要するにアキバの若者たちが、喝采しているローゼン閣下とは、口のひん曲がった「封建領主」のことなのだ。少なくとも、麻生が言っている「ニートはニートらしく」というメッセージと野中広務を指して「部落出身者を日本の総理にできないわなあ」と貶めた差別発言とは、ポジとネガ、コインの裏表のような関係にあることを知っておく必要があるだろう。そして、「○○らしく生きる」とは、部落に生まれ、「自助努力」こそが、差別を撲滅する唯一の道と信じ、差別に甘んじる同じ部落の人々とも激しく闘ってきた野中広務が最も憎んだ、奴隷の思想に他ならない。(カトラー:katolerのマーケティング言論)
国家の宰相が優れた倫理観とヒューマニズムを持ち人々に尊敬され愛される父のようなヒーローのような存在である必要はまったくないと思う。いや、むしろ、危険ですらある。「ザ・ワールド・イズ・マイン」で清濁合わせ飲む大器として描かれる由利首相はマンガだからありえる存在であって、現実だったら各所から非難ゴウゴウ、日本がいま以上に悪い方に傾くのは目に見えている。
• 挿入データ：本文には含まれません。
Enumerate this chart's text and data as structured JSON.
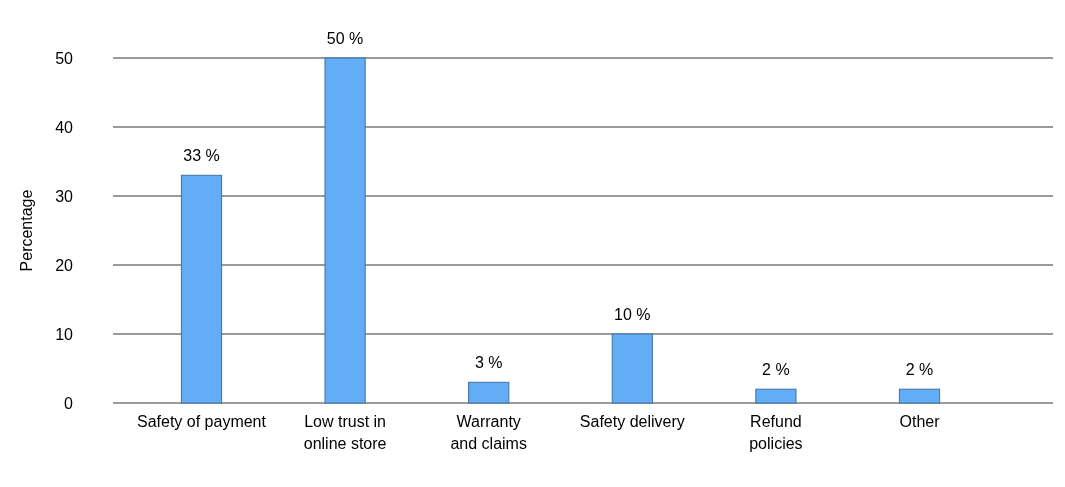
{
  "chart_data": {
    "type": "bar",
    "ylabel": "Percentage",
    "categories": [
      "Safety of payment",
      "Low trust in\nonline store",
      "Warranty\nand claims",
      "Safety delivery",
      "Refund\npolicies",
      "Other"
    ],
    "values": [
      33,
      50,
      3,
      10,
      2,
      2
    ],
    "value_labels": [
      "33 %",
      "50 %",
      "3 %",
      "10 %",
      "2 %",
      "2 %"
    ],
    "color": "#62adf5",
    "ylim": [
      0,
      50
    ],
    "yticks": [
      0,
      10,
      20,
      30,
      40,
      50
    ],
    "grid": "y"
  }
}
一国の宰相となるべき人が妙に若者に媚びたり「スローライフ」といった口当たりのいい言葉を威勢よく吐き出す時は、額面通りに受け取らない方がいいと思う。ダブルスタンダードの可能性が高いからだ。吉田茂のように、国を背負うことが必然的に抱え込む矛盾の大きさを苦渋に満ちたユーモアで表現するというのならまた話は別だが。
追記。
僕は麻生太郎も吉田茂も直接知っているわけではないので、この比較は恣意的でバイアスがかかっている可能性はある。